Will be coming to Orange Beach this weekend and will be fishing a 19ft skiff.. Was wondering if somebody could point me in the right direction to find some reds on the flats.. Sure would appreciate any help anybody can give me.. I was told to look for Garbo on this forum...


----------



## Pier#r (Oct 2, 2007)

I dunno about "flats" fishing for redfish in Orange Beach, but they should be bunched up around some of the busted up piers especially near the creek mouths near deeper water.

Perdido pass (near the bridge) is loaded with them too ;-)

Hope this helps!


----------



## Nite Legend (Oct 12, 2009)

THANKS Pier#r ARE YOU ON ECPFF ALSO???


----------



## Buckyt (Oct 1, 2007)

I was there last week and saw guides anchored under the bridge at the pass. I saw one boat catch a nice redfish, photo it and release. These folks were using live LY's on bottom.


----------



## BILL_MONEY (Feb 17, 2009)

haven't been in a while but i always fish specks and reds at night.... when you get down stop in at moe's and ask him.... it helps to gresse his palm if he's there by stocking up on baits... mo is a local guide along with owning mo fishin.... the shirts are cool and catchy too has a big MF on the pocket..... thereis a oyster reef inbetween ono and the mainland..... and if your in town tomm i might can hook you up with another guy that likes to inshore fish..... alsoyou can pm garbo


----------



## Nite Legend (Oct 12, 2009)

I will also be sure to stop in at mo's. Where exactly is he????


----------



## amarcafina (Aug 24, 2008)

He's in front of Zeke's Marina on the beach rd.


----------



## Nite Legend (Oct 12, 2009)

Thanks!!!!


----------



## Pier#r (Oct 2, 2007)

> *Nite Legend (10/12/2009)*THANKS Pier#r ARE YOU ON ECPFF ALSO???


One, and the same :letsdrink

Best of luck to ya!


----------



## tat (Oct 8, 2007)

It's going to be REAL challenging fish for reds in Orange Beach this weekend.
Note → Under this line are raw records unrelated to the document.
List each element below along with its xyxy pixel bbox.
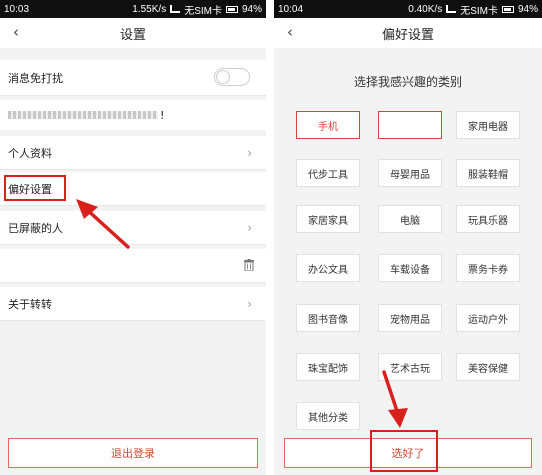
category-option[interactable]: 家用电器 (456, 111, 520, 139)
battery-icon (225, 5, 238, 13)
category-option[interactable] (378, 111, 442, 139)
network-speed: 0.40K/s (408, 3, 443, 15)
signal-icon (170, 5, 181, 13)
carrier-label: 无SIM卡 (460, 5, 498, 17)
category-option[interactable]: 办公文具 (296, 254, 360, 282)
category-option[interactable]: 代步工具 (296, 159, 360, 187)
category-option[interactable]: 家居家具 (296, 205, 360, 233)
category-option[interactable]: 母婴用品 (378, 159, 442, 187)
category-option[interactable]: 宠物用品 (378, 304, 442, 332)
settings-item-about[interactable]: 关于转转 › (0, 287, 266, 321)
category-option[interactable]: 车载设备 (378, 254, 442, 282)
category-option[interactable]: 电脑 (378, 205, 442, 233)
dnd-label: 消息免打扰 (8, 71, 63, 85)
battery-percent: 94% (517, 3, 538, 15)
annotation-arrow-icon (382, 370, 408, 428)
back-icon[interactable]: ‹ (282, 23, 298, 41)
status-time: 10:03 (4, 3, 30, 15)
item-label: 关于转转 (8, 297, 52, 311)
nav-bar: ‹ 偏好设置 (274, 18, 542, 48)
category-option[interactable]: 珠宝配饰 (296, 353, 360, 381)
item-label: 已屏蔽的人 (8, 221, 63, 235)
chevron-right-icon: › (247, 220, 252, 235)
status-bar: 10:03 1.55K/s 无SIM卡 94% (0, 0, 266, 18)
network-speed: 1.55K/s (132, 3, 167, 15)
item-label: 个人资料 (8, 146, 52, 160)
masked-suffix: ! (160, 108, 165, 122)
dnd-row: 消息免打扰 (0, 60, 266, 96)
category-option[interactable]: 美容保健 (456, 353, 520, 381)
signal-icon (446, 5, 457, 13)
category-option[interactable]: 运动户外 (456, 304, 520, 332)
trash-icon[interactable] (244, 259, 254, 271)
category-option[interactable]: 玩具乐器 (456, 205, 520, 233)
preferences-screen: 10:04 0.40K/s 无SIM卡 94% ‹ 偏好设置 选择我感兴趣的类别… (274, 0, 542, 475)
page-title: 偏好设置 (381, 27, 434, 43)
category-subtitle: 选择我感兴趣的类别 (353, 75, 462, 89)
battery-icon (501, 5, 514, 13)
annotation-arrow-icon (76, 199, 130, 249)
chevron-right-icon: › (247, 145, 252, 160)
chevron-right-icon: › (247, 296, 252, 311)
annotation-highlight-box (4, 175, 66, 201)
annotation-highlight-box (370, 430, 438, 472)
logout-button[interactable]: 退出登录 (8, 438, 258, 468)
category-option[interactable]: 其他分类 (296, 402, 360, 430)
category-option[interactable]: 票务卡券 (456, 254, 520, 282)
settings-screen: 10:03 1.55K/s 无SIM卡 94% ‹ 设置 消息免打扰 ! 个人资… (0, 0, 266, 475)
nav-bar: ‹ 设置 (0, 18, 266, 48)
category-option[interactable]: 服装鞋帽 (456, 159, 520, 187)
page-title: 设置 (119, 27, 146, 43)
back-icon[interactable]: ‹ (8, 23, 24, 41)
battery-percent: 94% (241, 3, 262, 15)
category-option[interactable]: 图书音像 (296, 304, 360, 332)
category-option[interactable]: 手机 (296, 111, 360, 139)
settings-item-profile[interactable]: 个人资料 › (0, 136, 266, 170)
status-bar: 10:04 0.40K/s 无SIM卡 94% (274, 0, 542, 18)
carrier-label: 无SIM卡 (184, 5, 222, 17)
toggle-knob (216, 70, 230, 84)
dnd-toggle[interactable] (214, 68, 250, 86)
masked-info-row: ! (0, 100, 266, 130)
status-time: 10:04 (278, 3, 304, 15)
redacted-text (8, 111, 158, 119)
The wind is going to howl and the IFA has a redfish tourny out of Orange Beach this weekend. With the wind blowing the guys won'tbe making the long runs - so they'll stay close. that means a lot of competition for Spots(pun intended) 
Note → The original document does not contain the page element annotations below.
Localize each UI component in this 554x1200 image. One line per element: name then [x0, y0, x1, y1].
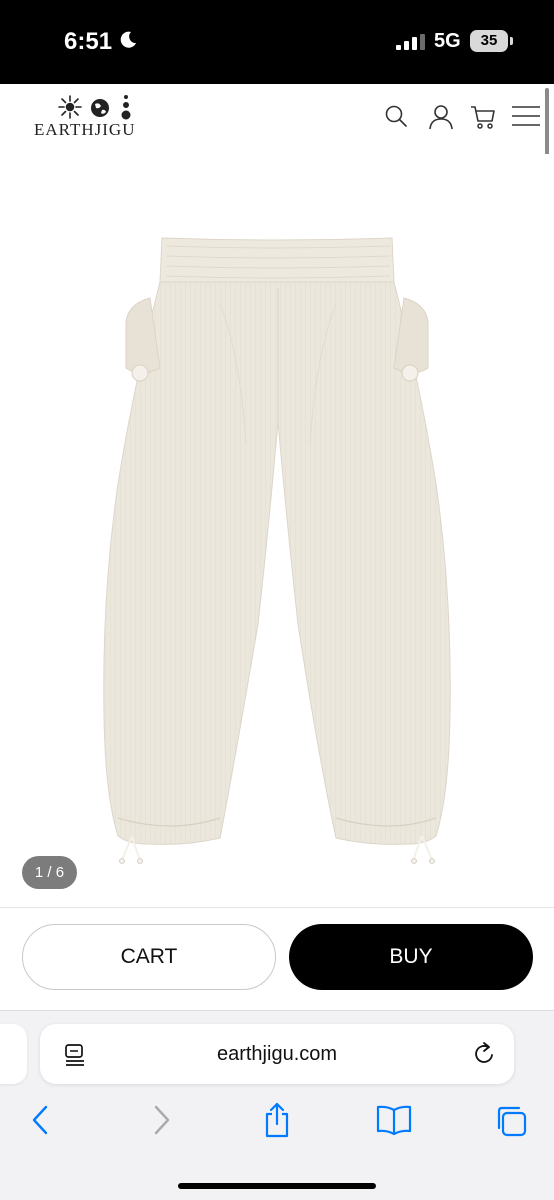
status-bar: 6:51 5G 35 [0, 0, 554, 84]
menu-icon[interactable] [511, 105, 541, 132]
cart-button[interactable]: CART [22, 924, 276, 990]
product-pants-image[interactable] [0, 154, 554, 904]
battery-cap [510, 37, 513, 45]
tabs-icon[interactable] [494, 1104, 528, 1143]
cart-icon[interactable] [470, 104, 496, 135]
logo-text[interactable]: EARTHJIGU [34, 120, 135, 140]
address-bar[interactable]: earthjigu.com [40, 1024, 514, 1084]
dots-mark [121, 95, 131, 120]
bookmarks-icon[interactable] [376, 1104, 412, 1141]
home-indicator [178, 1183, 376, 1189]
battery-icon: 35 [470, 30, 508, 52]
moon-icon [118, 30, 138, 55]
search-icon[interactable] [384, 104, 408, 133]
site-header: EARTHJIGU [0, 84, 554, 154]
previous-tab-peek[interactable] [0, 1024, 27, 1084]
divider [0, 907, 554, 908]
slide-counter: 1 / 6 [22, 856, 77, 889]
sun-icon [58, 95, 82, 119]
status-time: 6:51 [64, 28, 113, 55]
reload-icon[interactable] [471, 1041, 497, 1072]
forward-icon[interactable] [150, 1104, 172, 1141]
share-icon[interactable] [262, 1102, 292, 1143]
url-text[interactable]: earthjigu.com [40, 1024, 514, 1084]
network-type: 5G [434, 30, 461, 52]
signal-icon [396, 34, 426, 55]
back-icon[interactable] [30, 1104, 52, 1141]
buy-button[interactable]: BUY [289, 924, 533, 990]
globe-icon [91, 99, 109, 117]
user-icon[interactable] [428, 104, 454, 135]
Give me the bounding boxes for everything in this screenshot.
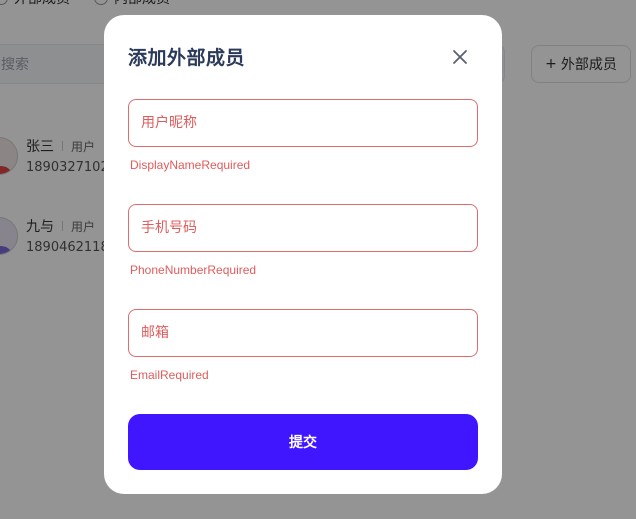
dialog-title: 添加外部成员 bbox=[128, 47, 246, 69]
display-name-input[interactable] bbox=[128, 99, 478, 147]
phone-number-error: PhoneNumberRequired bbox=[130, 263, 257, 277]
submit-button[interactable]: 提交 bbox=[128, 414, 478, 470]
display-name-field-group: DisplayNameRequired bbox=[128, 99, 478, 172]
phone-number-input[interactable] bbox=[128, 204, 478, 252]
display-name-error: DisplayNameRequired bbox=[130, 158, 251, 172]
email-field-group: EmailRequired bbox=[128, 309, 478, 382]
close-icon bbox=[453, 50, 467, 64]
add-external-member-dialog: 添加外部成员 DisplayNameRequired PhoneNumberRe… bbox=[104, 15, 502, 494]
phone-field-group: PhoneNumberRequired bbox=[128, 204, 478, 277]
email-error: EmailRequired bbox=[130, 368, 209, 382]
close-button[interactable] bbox=[448, 45, 472, 69]
email-input[interactable] bbox=[128, 309, 478, 357]
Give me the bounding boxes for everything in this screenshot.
The lights at night is one good way to beat the crowds.

Good Luck!


----------



## badazzchef (Oct 1, 2007)

Chris at Top Gun in the Winn Dixie Shopping Center has a wealth of Info as well. Mo can be a little hard to get info from and sometimes he is not there. Top Gun also has INCREDIBLE prices on lead right now. I was shocked when I went in the other day and saw the low prices. They also have live shrimp and plenty of other bait.


----------



## Glastronix (Apr 14, 2008)

The wind is already howling...and it isn't gonna get any better.....


----------



## Nite Legend (Oct 12, 2009)

Thanks everyone and yes I do know about the weather. I figure the north bank along the alabama/mississippi state line would be a decent area to check, in the intracoastal waterway, and maybe the lee shore along ono island..


----------



## Jighead (Feb 11, 2009)

> *Buckyt (10/12/2009)*I was there last week and saw guides anchored under the bridge at the pass. I saw one boat catch a nice redfish, photo it and release. These folks were using live LY's on bottom.


WE HAVE A WINNER!!!!!


----------